Wir haben kürzlich eine Umfrage bei Universitäten, Museen und Kantonsarchäologien gemacht und sind selbst überrascht, dass die Akzeptanz sehr gross ist. Aber ja, experimentelle Archäologie wird gern als Schlagwort für jegliche Aktivität verwendet, die mit Ausprobieren, Erlebnis, Vorführung oder Vermittlung zu tun hat. Nehmen Sie Mittelaltermärkte: Die Gegenstände, die verkauft werden, die Kleidung, die dort getragen wird – das hat oft nicht viel mit Mittelalter zu tun. Ich habe nichts gegen solche Veranstaltungen, aber man darf nicht so tun, als sei all das durch die Archäologie bewiesen. Für uns muss immer die Nachvollziehbarkeit gewährleistet sein, das macht ein wissenschaftliches Experiment aus.
Aber ist es nicht auch toll, wenn sich die Menschen mit archäologischen Fragestellungen beschäftigen?
Es können natürlich auch ganz spannende Synergien entstehen. Reenactors betreiben zum Teil wirkliche Grundlagenforschung, wenn sie über lange Jahre eine bestimmte Epoche mithilfe damaliger Gegenstände wie Kleidung, Werkzeug, Möbeln, Waffen oder Rüstungen darstellen. Sie können ihre Erfahrungen über die Funktionalität oder die Abnutzung von Repliken in die Wissenschaft einbringen können.

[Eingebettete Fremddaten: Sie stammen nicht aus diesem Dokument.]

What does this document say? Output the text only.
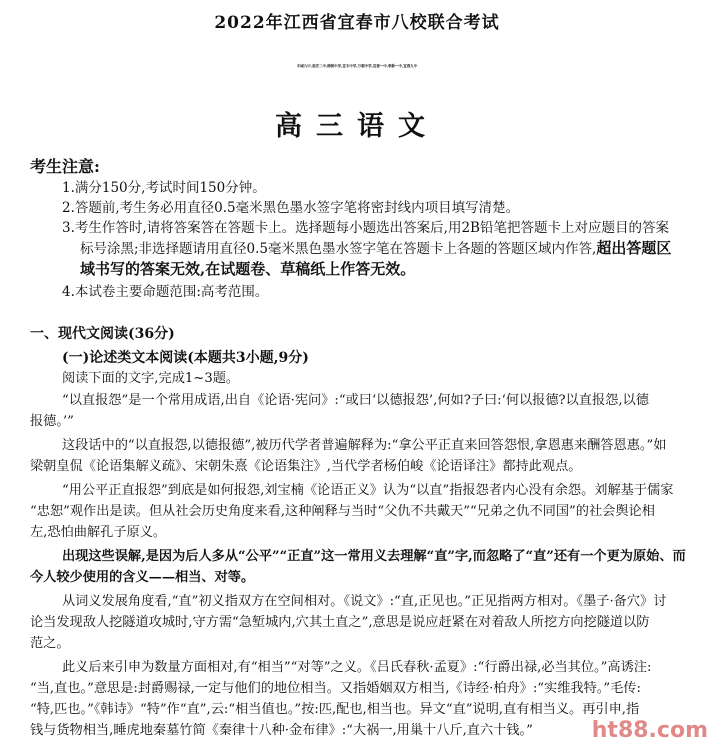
2022年江西省宜春市八校联合考试
丰城九中,高安二中,樟树中学,宜丰中学,万载中学,宜春一中,奉新一中,宜春九中
高三语文
考生注意:
1.满分150分,考试时间150分钟。
2.答题前,考生务必用直径0.5毫米黑色墨水签字笔将密封线内项目填写清楚。
3.考生作答时,请将答案答在答题卡上。选择题每小题选出答案后,用2B铅笔把答题卡上对应题目的答案
标号涂黑;非选择题请用直径0.5毫米黑色墨水签字笔在答题卡上各题的答题区域内作答,超出答题区
域书写的答案无效,在试题卷、草稿纸上作答无效。
4.本试卷主要命题范围:高考范围。
一、现代文阅读(36分)
(一)论述类文本阅读(本题共3小题,9分)
阅读下面的文字,完成1~3题。
“以直报怨”是一个常用成语,出自《论语·宪问》:“或曰‘以德报怨’,何如?子曰:‘何以报德?以直报怨,以德
报德。’”
这段话中的“以直报怨,以德报德”,被历代学者普遍解释为:“拿公平正直来回答怨恨,拿恩惠来酬答恩惠。”如
梁朝皇侃《论语集解义疏》、宋朝朱熹《论语集注》,当代学者杨伯峻《论语译注》都持此观点。
“用公平正直报怨”到底是如何报怨,刘宝楠《论语正义》认为“以直”指报怨者内心没有余怨。刘解基于儒家
“忠恕”观作出是读。但从社会历史角度来看,这种阐释与当时“父仇不共戴天”“兄弟之仇不同国”的社会舆论相
左,恐怕曲解孔子原义。
出现这些误解,是因为后人多从“公平”“正直”这一常用义去理解“直”字,而忽略了“直”还有一个更为原始、而
今人较少使用的含义——相当、对等。
从词义发展角度看,“直”初义指双方在空间相对。《说文》:“直,正见也。”正见指两方相对。《墨子·备穴》讨
论当发现敌人挖隧道攻城时,守方需“急堑城内,穴其土直之”,意思是说应赶紧在对着敌人所挖方向挖隧道以防
范之。
此义后来引申为数量方面相对,有“相当”“对等”之义。《吕氏春秋·孟夏》:“行爵出禄,必当其位。”高诱注:
“当,直也。”意思是:封爵赐禄,一定与他们的地位相当。又指婚姻双方相当,《诗经·柏舟》:“实维我特。”毛传:
“特,匹也。”《韩诗》“特”作“直”,云:“相当值也。”按:匹,配也,相当也。异文“直”说明,直有相当义。再引申,指
钱与货物相当,睡虎地秦墓竹简《秦律十八种·金布律》:“大祸一,用巢十八斤,直六十钱。”	ht88.com
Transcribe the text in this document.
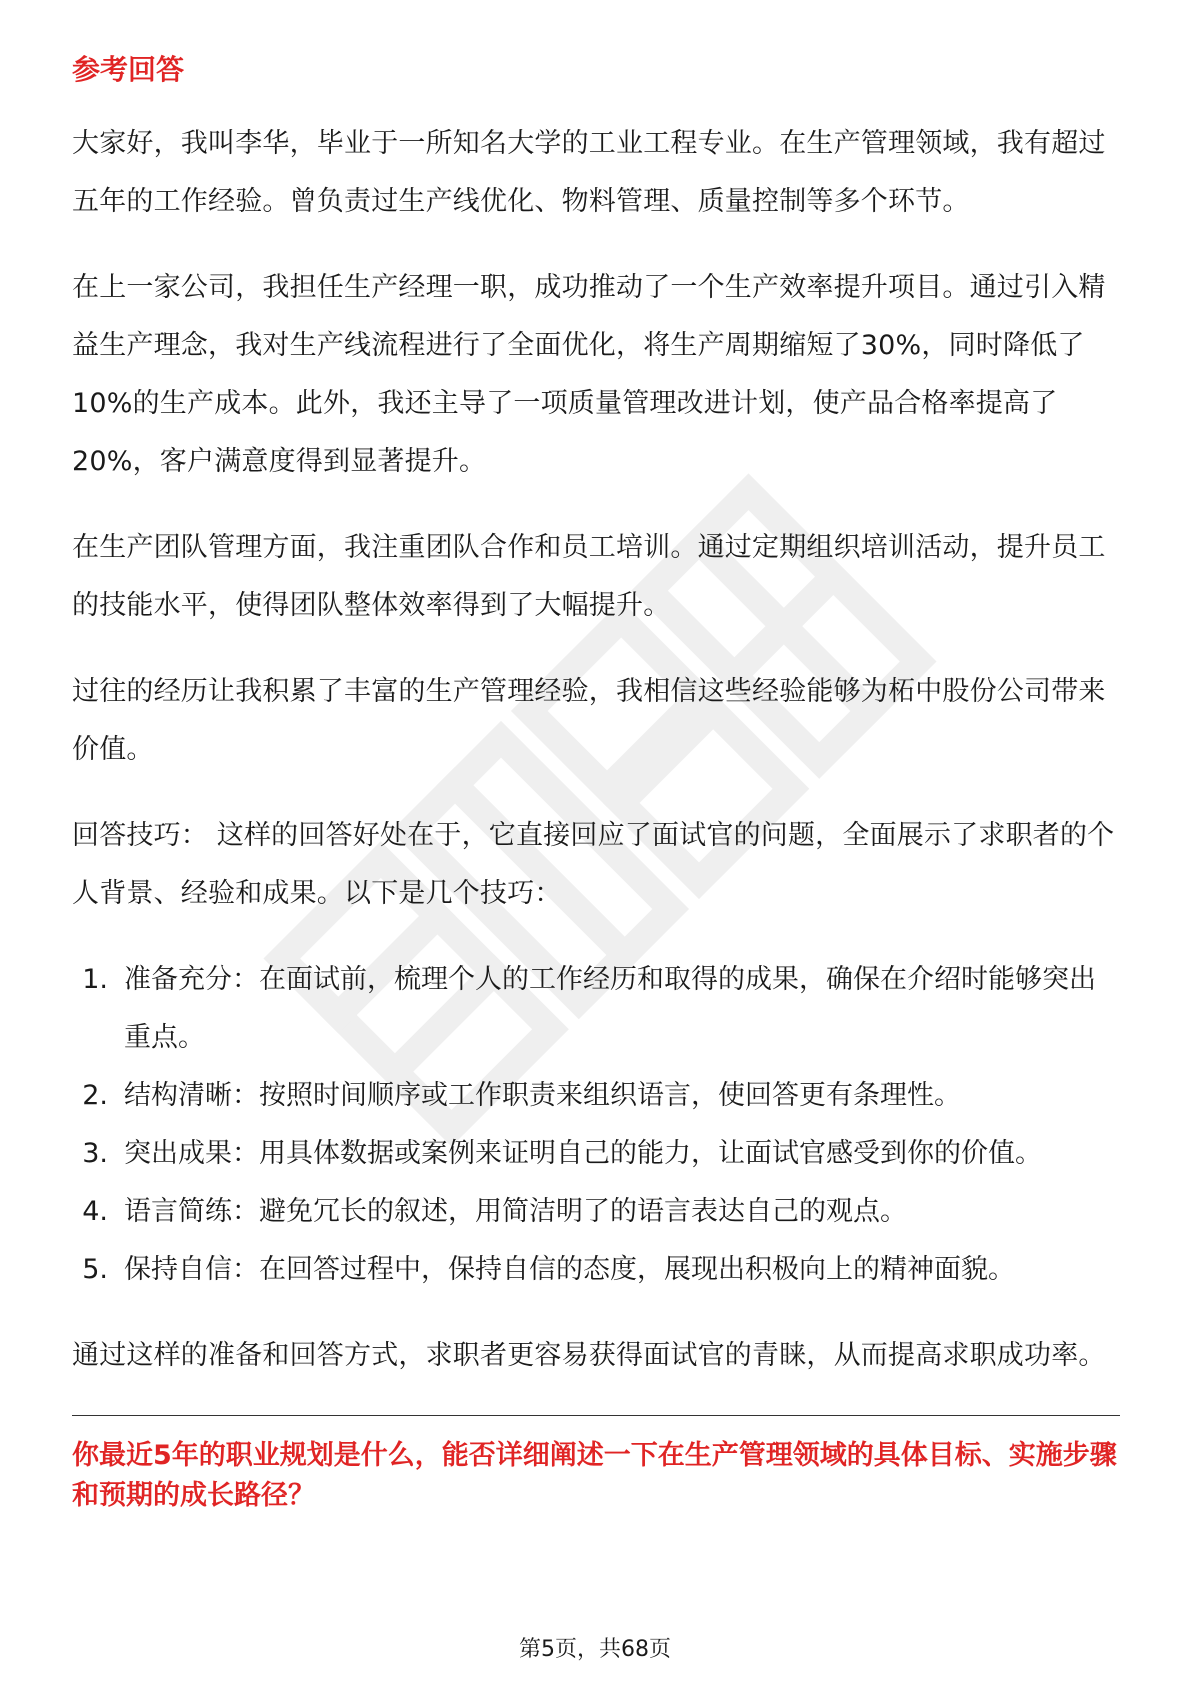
参考回答

大家好，我叫李华，毕业于一所知名大学的工业工程专业。在生产管理领域，我有超过五年的工作经验。曾负责过生产线优化、物料管理、质量控制等多个环节。

在上一家公司，我担任生产经理一职，成功推动了一个生产效率提升项目。通过引入精益生产理念，我对生产线流程进行了全面优化，将生产周期缩短了30%，同时降低了10%的生产成本。此外，我还主导了一项质量管理改进计划，使产品合格率提高了20%，客户满意度得到显著提升。

在生产团队管理方面，我注重团队合作和员工培训。通过定期组织培训活动，提升员工的技能水平，使得团队整体效率得到了大幅提升。

过往的经历让我积累了丰富的生产管理经验，我相信这些经验能够为柘中股份公司带来价值。

回答技巧： 这样的回答好处在于，它直接回应了面试官的问题，全面展示了求职者的个人背景、经验和成果。以下是几个技巧：

1. 准备充分：在面试前，梳理个人的工作经历和取得的成果，确保在介绍时能够突出重点。
2. 结构清晰：按照时间顺序或工作职责来组织语言，使回答更有条理性。
3. 突出成果：用具体数据或案例来证明自己的能力，让面试官感受到你的价值。
4. 语言简练：避免冗长的叙述，用简洁明了的语言表达自己的观点。
5. 保持自信：在回答过程中，保持自信的态度，展现出积极向上的精神面貌。

通过这样的准备和回答方式，求职者更容易获得面试官的青睐，从而提高求职成功率。

你最近5年的职业规划是什么，能否详细阐述一下在生产管理领域的具体目标、实施步骤和预期的成长路径？

第5页，共68页
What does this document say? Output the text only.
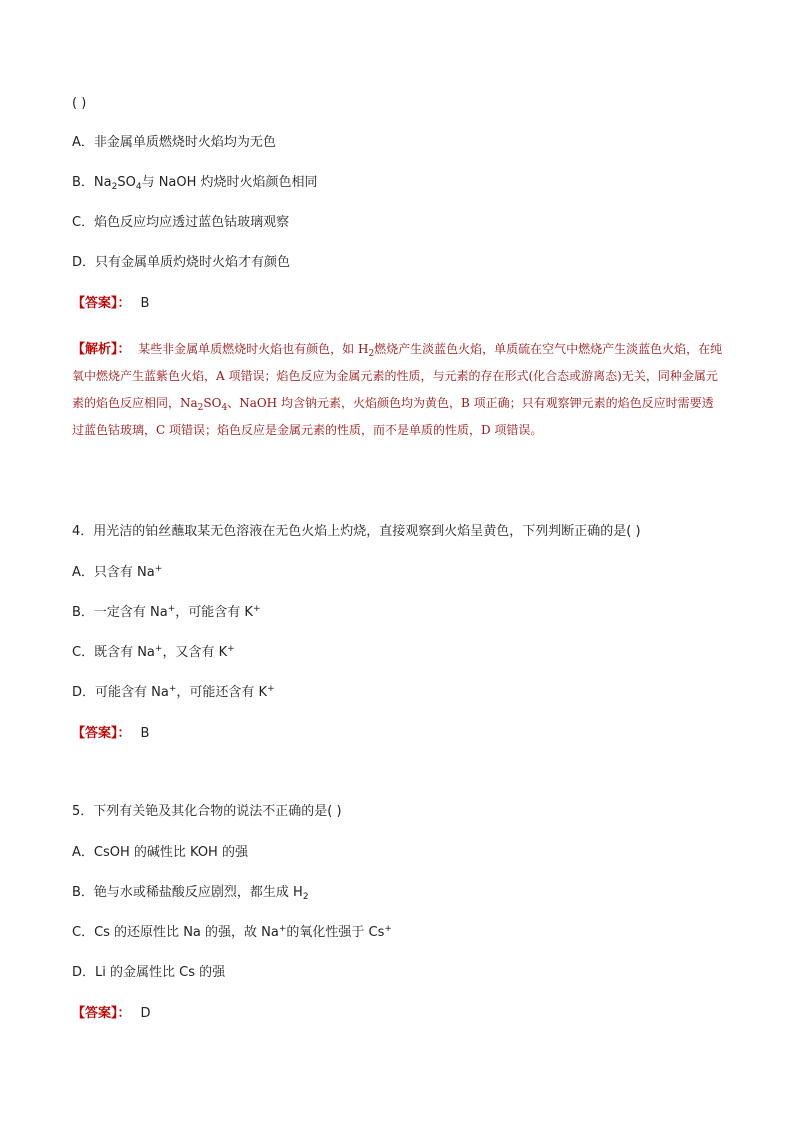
( )
A．非金属单质燃烧时火焰均为无色
B．$Na_2SO_4$与 NaOH 灼烧时火焰颜色相同
C．焰色反应均应透过蓝色钴玻璃观察
D．只有金属单质灼烧时火焰才有颜色
【答案】： B
【解析】： 某些非金属单质燃烧时火焰也有颜色，如 $H_2$燃烧产生淡蓝色火焰，单质硫在空气中燃烧产生淡蓝色火焰，在纯氧中燃烧产生蓝紫色火焰，A 项错误；焰色反应为金属元素的性质，与元素的存在形式(化合态或游离态)无关，同种金属元素的焰色反应相同，$Na_2SO_4$、NaOH 均含钠元素，火焰颜色均为黄色，B 项正确；只有观察钾元素的焰色反应时需要透过蓝色钴玻璃，C 项错误；焰色反应是金属元素的性质，而不是单质的性质，D 项错误。
4．用光洁的铂丝蘸取某无色溶液在无色火焰上灼烧，直接观察到火焰呈黄色，下列判断正确的是( )
A．只含有 Na+
B．一定含有 Na+，可能含有 K+
C．既含有 Na+，又含有 K+
D．可能含有 Na+，可能还含有 K+
【答案】： B
5．下列有关铯及其化合物的说法不正确的是( )
A．CsOH 的碱性比 KOH 的强
B．铯与水或稀盐酸反应剧烈，都生成 $H_2$
C．Cs 的还原性比 Na 的强，故 Na+的氧化性强于 Cs+
D．Li 的金属性比 Cs 的强
【答案】： D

Gibt es etwas, was Sie unbedingt einmal ausprobieren wollen?
Ja, das ist aber keine experimentelle Untersuchung, sondern eher ein handwerkliches Projekt. Ich möchte irgendwann ein Kleid von A bis Z selber machen: Die Wolle waschen und mit einer Handspindel spinnen, auf einem Gewichtswebstuhl weben, den Stoff mit Pflanzenmaterialien färben und dann mit der Hand nähen. Je länger ich mich damit auseinandersetze, wie etwas hergestellt worden ist, desto faszinierter bin ich von den Leistungen und Fertigkeiten unserer Vorfahren.